Dominator
Dominator copied to clipboard
cmd/subd: export a merkle hash of on-disk state
It would be good to have a metric that holds, for example, a float32 obtained by taking a 4-byte prefix of a SHA-512 of the merkle hash of the entire file system. Such values could be logged to time series databases, and used by monitoring systems for making sure that the managed hosts converge to the same bits. Subd already scans the file system and calculates hashes so deriving a merkle hash should not introduce much extra overhead.
I like the basic idea. Does it need to be a Merkle tree hash? That would require storing hashes in the directory inodes. A more straight-forward implementation might be to have a modified hasher which hashes each hash that is computed. Note that, either way, this would only expose a hash of all the file data. Inode metadata would not be captured.

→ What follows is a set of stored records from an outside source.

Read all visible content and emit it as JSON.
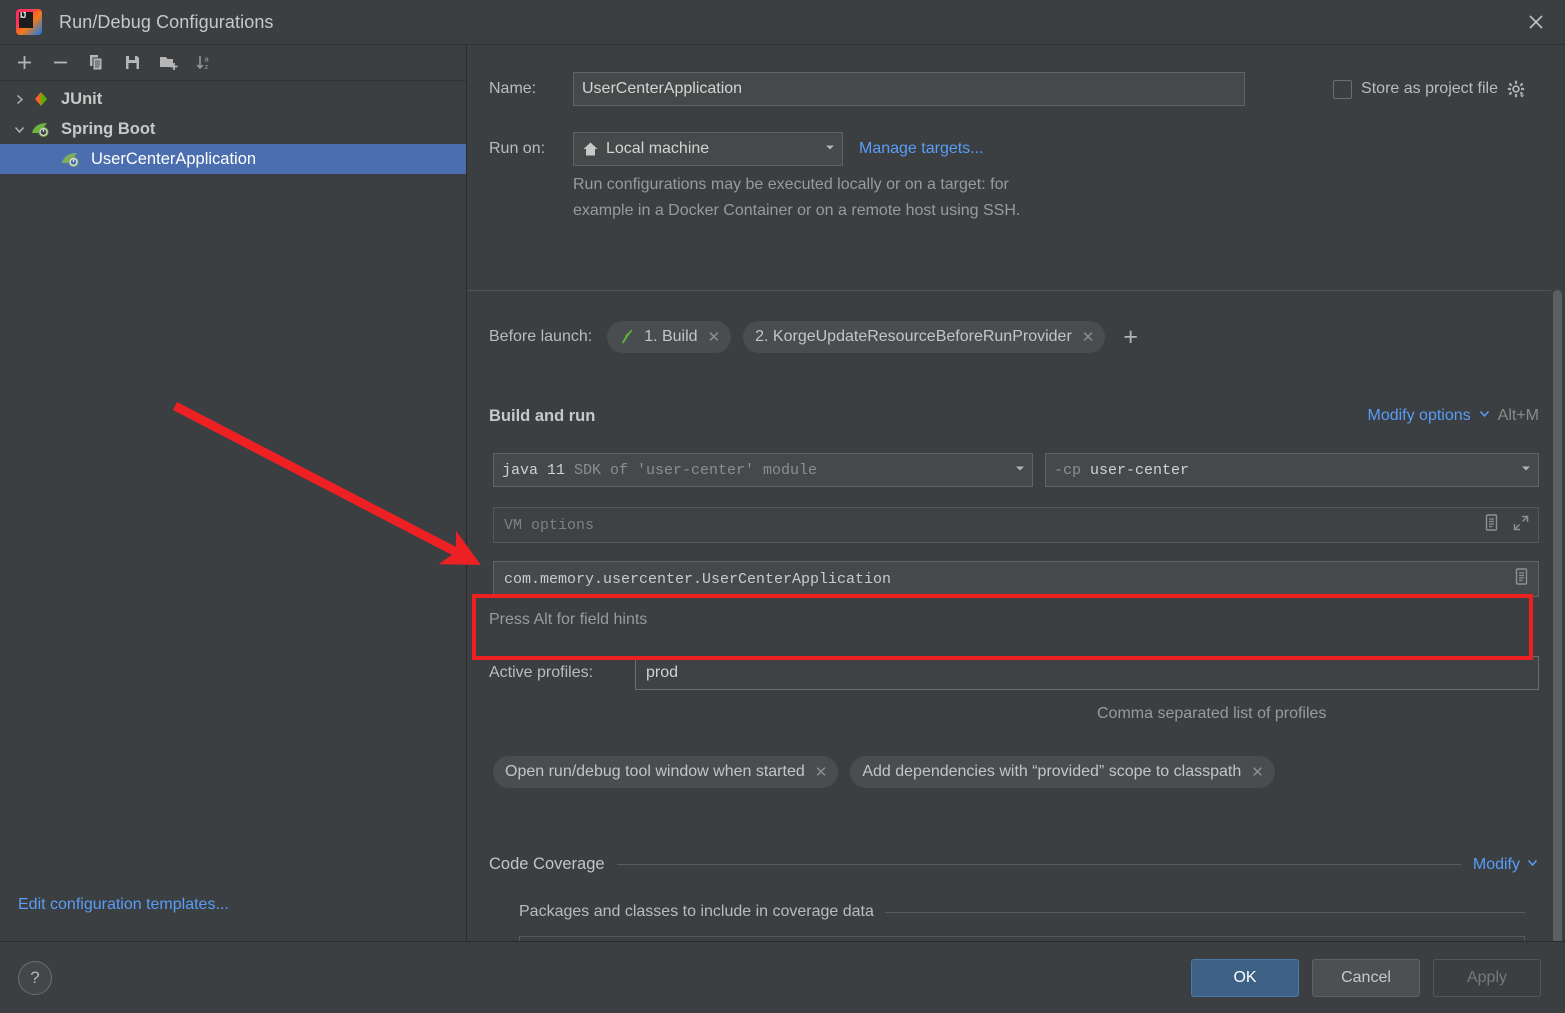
{
  "window": {
    "title": "Run/Debug Configurations",
    "logo_icon": "intellij-idea-logo",
    "close_icon": "close-icon"
  },
  "sidebar": {
    "toolbar": [
      {
        "name": "add-configuration-button",
        "icon": "plus-icon"
      },
      {
        "name": "remove-configuration-button",
        "icon": "minus-icon"
      },
      {
        "name": "copy-configuration-button",
        "icon": "copy-icon"
      },
      {
        "name": "save-configuration-button",
        "icon": "save-icon"
      },
      {
        "name": "move-into-folder-button",
        "icon": "new-folder-icon"
      },
      {
        "name": "sort-configurations-button",
        "icon": "sort-alphabetically-icon"
      }
    ],
    "tree": [
      {
        "label": "JUnit",
        "icon": "junit-icon",
        "twisty": "chevron-right-icon",
        "level": "group",
        "selected": false
      },
      {
        "label": "Spring Boot",
        "icon": "spring-boot-icon",
        "twisty": "chevron-down-icon",
        "level": "group",
        "selected": false
      },
      {
        "label": "UserCenterApplication",
        "icon": "spring-boot-icon",
        "twisty": "",
        "level": "child",
        "selected": true
      }
    ],
    "edit_templates_link": "Edit configuration templates..."
  },
  "form": {
    "name_label": "Name:",
    "name_value": "UserCenterApplication",
    "store_as_project_file_label": "Store as project file",
    "store_as_project_file_checked": false,
    "store_gear_icon": "gear-icon",
    "run_on_label": "Run on:",
    "run_on_value": "Local machine",
    "run_on_icon": "home-icon",
    "manage_targets_link": "Manage targets...",
    "run_on_hint_line1": "Run configurations may be executed locally or on a target: for",
    "run_on_hint_line2": "example in a Docker Container or on a remote host using SSH.",
    "before_launch_label": "Before launch:",
    "before_launch_tasks": [
      {
        "label": "1. Build",
        "icon": "hammer-icon",
        "remove_icon": "close-small-icon"
      },
      {
        "label": "2. KorgeUpdateResourceBeforeRunProvider",
        "icon": "",
        "remove_icon": "close-small-icon"
      }
    ],
    "before_launch_add_icon": "plus-icon",
    "build_and_run_heading": "Build and run",
    "modify_options_link": "Modify options",
    "modify_options_caret": "chevron-down-icon",
    "modify_options_shortcut": "Alt+M",
    "sdk_value_strong": "java 11",
    "sdk_value_dim": "SDK of 'user-center' module",
    "classpath_value_dim": "-cp",
    "classpath_value_strong": "user-center",
    "vm_options_placeholder": "VM options",
    "vm_options_value": "",
    "vm_macro_icon": "macro-icon",
    "vm_expand_icon": "expand-icon",
    "main_class_value": "com.memory.usercenter.UserCenterApplication",
    "main_class_macro_icon": "macro-icon",
    "alt_hint": "Press Alt for field hints",
    "active_profiles_label": "Active profiles:",
    "active_profiles_value": "prod",
    "active_profiles_hint": "Comma separated list of profiles",
    "option_chips": [
      {
        "label": "Open run/debug tool window when started",
        "remove_icon": "close-small-icon"
      },
      {
        "label": "Add dependencies with “provided” scope to classpath",
        "remove_icon": "close-small-icon"
      }
    ],
    "code_coverage_heading": "Code Coverage",
    "code_coverage_modify_link": "Modify",
    "code_coverage_modify_caret": "chevron-down-icon",
    "packages_heading": "Packages and classes to include in coverage data",
    "packages_toolbar": [
      {
        "name": "remove-package-button",
        "icon": "minus-icon"
      },
      {
        "name": "add-package-button",
        "icon": "plus-dropdown-icon"
      }
    ]
  },
  "footer": {
    "help_label": "?",
    "ok_label": "OK",
    "cancel_label": "Cancel",
    "apply_label": "Apply"
  },
  "annotations": {
    "highlight_color": "#ef2020",
    "arrow_color": "#ef2020"
  },
  "colors": {
    "background": "#3c3f41",
    "selection": "#4b6eaf",
    "link": "#589df6",
    "primary_button": "#3d6185"
  }
}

Agreed on all counts. I just wanted to put the basic idea in your head. I think metadata ought to be part of the hash.
Metadata will be more complicated, but I agree that it's the kind of thing you'd want. Perhaps mtime data maybe not included?
I can see wanting to exclude mtime for computed files.
What about mtime for regular files?
For regular files, mtime is image-defined and enforced just like any other attribute. I would include it.
If mtimes for regular files are included in the hash, they will also be included for computed files, because as far as the sub is concerned, they are just regular files. It's only the Dominator that knows that they are computed files.
Ack. So I don't see a reason to exclude mtime from the hash. We plan to do horizontal checks (host vs. host) and vertical (host vs. image).
The mtime difference for computed files will make that difficult.
The computed files will all have equal mtime thanks to os.Chtimes
, no?
The mtime for computed files is taken from the current time when the Dominator sees that the computed file contents need to be changed. So, in practice, every sub is going to have a different mtime for a particular computed file. There is no horizontal consistency.
I can see two options: a) set the mtime anyway (I realize this could confuse tools such as rsync), b) present the hasher with zero mtime for computed files.
I understand option b) would require dominator to start revealing to subd that certain files are computed, a classification detail that is currently beautifully hidden.
Your suggestion of excluding mtime from hash computation sounds pragmatic: it would allow the feature to be implemented without expanding interfaces but would not preclude including mtime later if a clean design is found.
Yes, excluding mtime from the hash seems the best for now. I'm reluctant to complicate subd unless it's essential.
Alternatively, the metric could be emitted at the level of the dominator server where the distinction between regular and computed files can still be made.
Hm. Maybe we should take a step back at look at the problem you're trying to solve? Do you want to ensure that all machines converge to the required state and have alerting for machines which do not converge (after N attempts, say)? If that's what you're looking for, then the Dominator already knows this. It's currently presented in the dashboard and it could be exposed via metrics too.